Zur falschen Zeit am falschen Ort
Viereinhalb Jahre schleppt sich eine chaotische Fahndung nach den Theresienwiese-Mördern hin. Sie ist ergebnislos. Dann, am 4. November 2011, werden die in Heilbronn genutzten Tatwaffen in einem ausgebrannten Wohnmobil in Eisenach gefunden. Daneben liegen die Leichen von zwei Männern. Es sind Uwe Böhnhardt und Uwe Mundlos. Die Dienstwaffen der Beamten finden sich in einer durch eine Explosion zerstörten Wohnung in Zwickau. Die Ermittler sind sicher: Sie haben die Leichen der Männer, die Michèle Kiesewetter töteten.
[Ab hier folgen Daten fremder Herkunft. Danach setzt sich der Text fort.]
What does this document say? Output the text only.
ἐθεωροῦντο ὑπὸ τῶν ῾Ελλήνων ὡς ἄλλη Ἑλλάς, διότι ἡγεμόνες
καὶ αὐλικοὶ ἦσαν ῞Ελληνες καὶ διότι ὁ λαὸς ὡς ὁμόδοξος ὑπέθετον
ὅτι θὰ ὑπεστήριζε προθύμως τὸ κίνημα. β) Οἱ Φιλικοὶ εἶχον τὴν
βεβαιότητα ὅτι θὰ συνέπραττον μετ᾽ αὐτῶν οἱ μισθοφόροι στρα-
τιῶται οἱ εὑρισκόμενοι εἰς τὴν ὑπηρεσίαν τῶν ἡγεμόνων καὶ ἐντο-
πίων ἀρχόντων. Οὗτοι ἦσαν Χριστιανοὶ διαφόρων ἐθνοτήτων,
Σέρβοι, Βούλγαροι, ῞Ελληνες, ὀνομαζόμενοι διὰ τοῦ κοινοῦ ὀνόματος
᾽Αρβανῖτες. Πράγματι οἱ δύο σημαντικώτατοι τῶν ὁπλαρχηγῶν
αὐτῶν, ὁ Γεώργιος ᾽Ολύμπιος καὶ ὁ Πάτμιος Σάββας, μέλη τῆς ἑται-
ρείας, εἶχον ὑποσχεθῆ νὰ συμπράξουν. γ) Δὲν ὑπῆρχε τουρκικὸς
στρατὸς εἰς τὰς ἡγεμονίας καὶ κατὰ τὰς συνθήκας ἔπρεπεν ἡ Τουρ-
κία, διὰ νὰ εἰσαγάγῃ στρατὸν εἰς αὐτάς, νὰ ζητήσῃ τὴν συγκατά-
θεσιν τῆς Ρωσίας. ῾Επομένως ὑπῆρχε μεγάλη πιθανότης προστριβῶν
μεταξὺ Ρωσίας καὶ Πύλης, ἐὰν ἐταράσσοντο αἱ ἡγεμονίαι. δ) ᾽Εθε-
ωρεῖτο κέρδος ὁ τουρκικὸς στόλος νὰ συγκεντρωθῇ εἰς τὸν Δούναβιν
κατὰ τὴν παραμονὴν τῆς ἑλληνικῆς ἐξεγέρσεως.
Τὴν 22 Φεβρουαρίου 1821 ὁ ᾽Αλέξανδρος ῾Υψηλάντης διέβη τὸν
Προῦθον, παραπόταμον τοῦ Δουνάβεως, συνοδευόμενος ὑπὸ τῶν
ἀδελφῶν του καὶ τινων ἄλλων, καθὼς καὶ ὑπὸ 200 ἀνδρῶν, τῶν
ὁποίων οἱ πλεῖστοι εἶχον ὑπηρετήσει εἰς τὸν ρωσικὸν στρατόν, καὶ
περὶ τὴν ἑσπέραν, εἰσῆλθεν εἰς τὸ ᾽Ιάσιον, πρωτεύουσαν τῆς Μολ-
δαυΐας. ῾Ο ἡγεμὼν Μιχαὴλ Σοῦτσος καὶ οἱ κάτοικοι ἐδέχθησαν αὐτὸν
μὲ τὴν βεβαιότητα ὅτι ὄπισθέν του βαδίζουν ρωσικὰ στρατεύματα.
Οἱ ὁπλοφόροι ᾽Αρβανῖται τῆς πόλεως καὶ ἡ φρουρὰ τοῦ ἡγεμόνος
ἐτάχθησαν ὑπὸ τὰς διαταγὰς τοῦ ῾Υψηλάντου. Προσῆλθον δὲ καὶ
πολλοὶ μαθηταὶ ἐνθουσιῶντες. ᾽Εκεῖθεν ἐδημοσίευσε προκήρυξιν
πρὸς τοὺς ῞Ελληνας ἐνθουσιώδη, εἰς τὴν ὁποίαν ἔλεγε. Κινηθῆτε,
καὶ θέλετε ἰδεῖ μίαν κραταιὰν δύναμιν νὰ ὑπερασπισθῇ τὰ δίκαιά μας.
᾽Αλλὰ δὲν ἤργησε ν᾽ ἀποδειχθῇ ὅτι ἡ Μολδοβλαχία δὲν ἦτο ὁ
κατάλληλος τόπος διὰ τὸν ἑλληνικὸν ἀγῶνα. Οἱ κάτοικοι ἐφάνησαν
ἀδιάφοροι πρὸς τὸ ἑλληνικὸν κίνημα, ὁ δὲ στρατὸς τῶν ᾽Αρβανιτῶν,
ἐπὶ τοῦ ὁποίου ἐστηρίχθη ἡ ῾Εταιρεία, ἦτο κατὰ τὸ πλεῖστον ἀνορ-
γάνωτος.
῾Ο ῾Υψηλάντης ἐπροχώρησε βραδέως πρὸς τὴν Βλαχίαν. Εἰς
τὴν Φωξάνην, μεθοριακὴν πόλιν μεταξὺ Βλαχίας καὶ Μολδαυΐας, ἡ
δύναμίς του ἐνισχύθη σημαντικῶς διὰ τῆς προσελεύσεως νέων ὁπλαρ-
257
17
Wenig später gehen Bekennervideos in Redaktionen ein. Einige davon verschickt offenbar die Komplizin der beiden Toten, Beate Zschäpe, die sich wenig später nach Tagen der Flucht der Polizei stellt. Unbekannte verschicken weitere. So erfährt die Republik vom sogenannten "Nationalsozialistischen Untergrund". Es wird klar: Eine Art "rechte RAF" hat das Land heimgesucht.
NSU steht für über neun lange Jahre ungeklärte Morde an Kleinunternehmern mit Migrationshintergrund, drei Sprengstoffanschläge in Nürnberg und Köln, 15 Raubüberfälle – und eben für den Mord Nummer 10: den gewaltsamen Tod der jungen Polizistin in Heilbronn. Der Fund in dem ausgebrannten Wrack ist ein Zufall – so, wie die Bundesanwaltschaft Kiesewetter und Arnold als Zufallsopfer von Böhnhardt und Mundlos und ihrer Komplizin Beate Zschäpe einstuft: Sie sind zur falschen Zeit am falschen Ort gewesen. Doch es gibt begründete Zweifel an dieser These.
Ungereimtheiten und widersprüchliche Spuren
Die Geschichte des NSU-Terrors ist reich an Ungereimtheiten, widersprüchlichen Spuren und auch auffälliger Schweigsamkeit der Nachrichtendienste. Der Prozess, der an diesem Mittwoch in München zu Ende geht, hat viele offene Fragen nicht geklärt. Die Bundesanwaltschaft konnte die Überlebende des dreiköpfigen Terror-Kerns, Beate Zschäpe, anklagen und vier Helfer aus ihrem Umfeld. Die Haupttäter Uwe Böhnhardt und Uwe Mundlos haben sich in Eisenach in dem Wohnmobil umgebracht. Tote werden nicht belangt.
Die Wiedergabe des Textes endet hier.